One of the advantages of peer courts is its potential in terms of decreasing the recidivism rates. Empirical studies demonstrate that the levels of recidivism are usually half smaller among those individuals who have been sentenced by peer courts than those by traditional juvenile courts (Smith & Chonody, 2010). It is important to note, however, that some studies do not support this fact (The Center of Juvenile and Criminal Justice, 1999).
There is no agreement in terms of the effect of peer courts on future recidivism rates. Different studies show contradictory findings. Therefore, a meta-analysis of existing studies is needed to acquire a better understanding of the real long-term effects of this alternative disposition. It addition to this, it might be helpful to conduct a large-scale study with a mixed method research design to obtain reliable data regarding the issue.
However, it is arguable whether or not peer courts are indeed a good solution to the problem of juvenile delinquency. More specifically, they remove some of the consequences of the problem instead of addressing its root. Teenagers are not the only age group that suffers from the ineffective criminal justice system in the United States. Whilst youth as the most vulnerable group might be affected to the bigger extent, the fact that labeling of criminals is an unsolved issue that leads to high recidivism is also applicable to other age cohorts. For instance, in their book The Hard Journey Home – Real Life Stories about Reentering Society Sheila Rule and Marsha Rule (2011) show the obstacles that former criminals face when trying to reenter society whose norms they had once broken. Prisons in general do not teach criminals the needed social skills and ways to live in society-at large, they mainly teach them how to live in prisons. In the meantime, whilst society expects former criminals to act in accordance with the law and socially accepted norms, it often does not provide them with the economic means to do so because it automatically ‘labels’ them. Therefore, society, should decide whether its aim is to punish criminals and cause damage to their lives or, with the help of alternative disposition, to give them the opportunity to become involved in social networks and labor market, and thus decrease the level criminal recidivism. The examples of several countries, including Sweden, Finland, and Norway demonstrate that a more humane approach to criminals than the one that is common in the United States has the potential of bringing about the needed changes to the practice of the punishment of crimes.

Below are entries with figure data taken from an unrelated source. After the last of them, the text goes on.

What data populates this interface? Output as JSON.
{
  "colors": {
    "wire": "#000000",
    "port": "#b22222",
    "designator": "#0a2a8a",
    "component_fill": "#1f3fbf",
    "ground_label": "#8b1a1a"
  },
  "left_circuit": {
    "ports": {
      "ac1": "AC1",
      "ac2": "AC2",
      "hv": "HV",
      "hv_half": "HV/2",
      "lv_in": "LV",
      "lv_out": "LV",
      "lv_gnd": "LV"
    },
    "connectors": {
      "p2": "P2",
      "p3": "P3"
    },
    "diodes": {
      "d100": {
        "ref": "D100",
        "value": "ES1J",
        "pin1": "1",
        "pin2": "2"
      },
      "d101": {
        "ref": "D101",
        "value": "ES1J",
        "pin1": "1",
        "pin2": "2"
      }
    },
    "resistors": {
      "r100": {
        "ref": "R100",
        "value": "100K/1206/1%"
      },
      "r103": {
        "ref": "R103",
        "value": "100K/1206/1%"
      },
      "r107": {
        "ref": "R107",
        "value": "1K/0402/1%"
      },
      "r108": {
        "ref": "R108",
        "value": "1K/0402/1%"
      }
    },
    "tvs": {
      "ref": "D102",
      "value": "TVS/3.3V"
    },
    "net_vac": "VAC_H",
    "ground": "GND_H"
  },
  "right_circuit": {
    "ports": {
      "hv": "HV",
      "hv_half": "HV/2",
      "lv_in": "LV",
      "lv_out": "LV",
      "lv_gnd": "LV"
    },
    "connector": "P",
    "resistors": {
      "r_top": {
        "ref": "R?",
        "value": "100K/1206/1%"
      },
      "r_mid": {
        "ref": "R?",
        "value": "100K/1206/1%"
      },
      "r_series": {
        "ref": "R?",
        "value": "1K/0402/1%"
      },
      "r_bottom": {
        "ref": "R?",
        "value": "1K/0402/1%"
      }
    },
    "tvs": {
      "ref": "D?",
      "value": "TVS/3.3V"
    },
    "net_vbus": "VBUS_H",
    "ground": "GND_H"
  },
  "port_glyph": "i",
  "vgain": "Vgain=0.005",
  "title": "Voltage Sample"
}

Therefore, whilst peer courts indeed might increase juvenile delinquency, they only address a small segment of a much bigger problem of criminal justice system. Labeling theory is helpful not only in terms of explaining high recidivism rates among young individuals, but also among other age groups. The respective reforms in the criminal justice system, such as the integration of some elements of the restorative justice, bring hope that the problem of juvenile delinquency will be resolved together with the problem of high rates of recidivism among the whole population of criminals in America.
Rule, S., & Rule, M. (2011). The Hard Journey Home: Real-Life Stories about Reentering Society after Incarceration (1st ed.). Resilience Multimedia.
Smith, S., & Chonody, J. M. (2010). Peer-Driven Justice: Development and Validation of the Teen Court Peer Influence Scale. Research On Social Work Practice, 20(3), 283-292.